Bu bölgenin kamulaştırılarak yeşil alan olarak korunması gerekirken, yapılaşmaya açılması çok hatalı olmuştur. DSİ binaları, önce tek katlı pavyon tipi basit yapılar halinde inşaa edilmiş, daha sonra mütekâmilleri yapılmıştır. Çiftliğin yüksekçe bir yerinde, mülk sahiplerinin yaşadığı köşk benzeri bir bina vardı. Buraya -bu günkü- İstiklâl Caddesi tarafından, iki yanında çam ağaçları bulunan uzunca bir yolla çıkılırdı.(Takriben bugünkü Öztuna sokak). Bu çamlık yolla, "Öcal Sokak" arasında bulunan kısımda "Cennet Aile Bahçesi" bulunurdu. Burası; pek çok kişinin rağbet ettiği, bir dinlenme ve eğlence mevkii idi. Çiftlik arazisinin ekilen yerlerinde ağaç bulunmazdı. Ancak arazinin orta kısmında "top ağaç" diye bilinen bir ağaç bulunurdu."Top ağaç" bodur ve yayvan bir ağaçtı.Etrafını çalı türü bitkiler kuşatırdı.Adeta doğal bir kaçamak yeriydi.Yüksekçe bir yerde olduğundan manzarası nefisti. Bazı cesur sevgililer, nedense burayı ziyarette ihmalkâr davranmazdı!?..
http://www.youtube.com/watch?v=FKX7BVNzH0Y
(LİNKİ TIKLAYIP ŞARKIYI DİNLER MİSİNİZ..?)
Değerli Samsunseverler; o günlerde bizleri büyüleyen bu güzel sesi ve yorumu dinlerken; halâ o güzellikleri hayâl ederim.Ne de olsa, "hayallerin son kullanım tarihi yoktur".

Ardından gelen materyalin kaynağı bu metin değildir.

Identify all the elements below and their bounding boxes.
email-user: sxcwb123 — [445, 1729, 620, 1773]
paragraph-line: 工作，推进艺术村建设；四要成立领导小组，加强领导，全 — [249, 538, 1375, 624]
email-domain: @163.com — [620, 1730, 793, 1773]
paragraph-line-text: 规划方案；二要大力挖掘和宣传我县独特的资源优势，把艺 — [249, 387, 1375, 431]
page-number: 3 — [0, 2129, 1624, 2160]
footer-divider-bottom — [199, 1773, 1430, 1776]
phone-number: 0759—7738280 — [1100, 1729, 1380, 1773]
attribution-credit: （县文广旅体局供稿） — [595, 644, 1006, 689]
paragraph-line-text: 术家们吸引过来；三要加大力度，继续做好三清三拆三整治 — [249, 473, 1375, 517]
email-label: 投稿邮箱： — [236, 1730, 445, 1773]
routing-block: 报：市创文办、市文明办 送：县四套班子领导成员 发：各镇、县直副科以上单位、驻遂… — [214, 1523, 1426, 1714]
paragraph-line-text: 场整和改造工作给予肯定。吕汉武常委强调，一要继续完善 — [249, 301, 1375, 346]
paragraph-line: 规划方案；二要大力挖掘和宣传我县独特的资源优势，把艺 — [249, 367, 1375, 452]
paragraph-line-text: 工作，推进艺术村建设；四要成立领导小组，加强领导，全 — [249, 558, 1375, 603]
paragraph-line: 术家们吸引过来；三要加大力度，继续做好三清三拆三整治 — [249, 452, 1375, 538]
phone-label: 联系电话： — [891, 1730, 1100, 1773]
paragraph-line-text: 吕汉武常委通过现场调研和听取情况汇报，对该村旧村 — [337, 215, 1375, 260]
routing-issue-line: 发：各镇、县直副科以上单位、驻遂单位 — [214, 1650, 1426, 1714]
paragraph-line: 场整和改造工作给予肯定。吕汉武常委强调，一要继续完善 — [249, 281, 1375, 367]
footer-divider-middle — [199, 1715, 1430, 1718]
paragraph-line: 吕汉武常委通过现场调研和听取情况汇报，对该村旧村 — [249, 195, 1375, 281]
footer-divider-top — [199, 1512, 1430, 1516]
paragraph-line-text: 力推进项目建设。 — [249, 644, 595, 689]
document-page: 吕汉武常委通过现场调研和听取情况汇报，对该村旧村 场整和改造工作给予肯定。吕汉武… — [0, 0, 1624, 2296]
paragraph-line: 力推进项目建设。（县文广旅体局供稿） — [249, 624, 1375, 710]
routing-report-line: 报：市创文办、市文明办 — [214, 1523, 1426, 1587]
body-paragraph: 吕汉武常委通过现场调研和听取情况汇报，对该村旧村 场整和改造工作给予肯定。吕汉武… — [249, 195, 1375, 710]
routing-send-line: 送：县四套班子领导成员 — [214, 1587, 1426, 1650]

Sayın Dostlar, gençler için günler halâ kısa, yıllar uzun olabilir. Ama artık bizler için; günler uzun, yıllar kısa olmaya başlamıştır. Bu nedenle, "verba volant, scripta manent" (sözler uçucu, yazılar
kalıcıdır.) çağrısına uyarak bir şeyler karalamaya çalıştım... Bu fakıyr'ın dâhi hataları affola...
/İlyas Aydemir
S a y g ı l a r ı m l a
-----------------------------
Not: Bölgeye yakın boş alanlar, diğer su akıntısı, meskûn yerler, "Tatar Mahallesi", harap kilise ve Rum mezarlıkları haritada ayrıca işaretlenmiştir.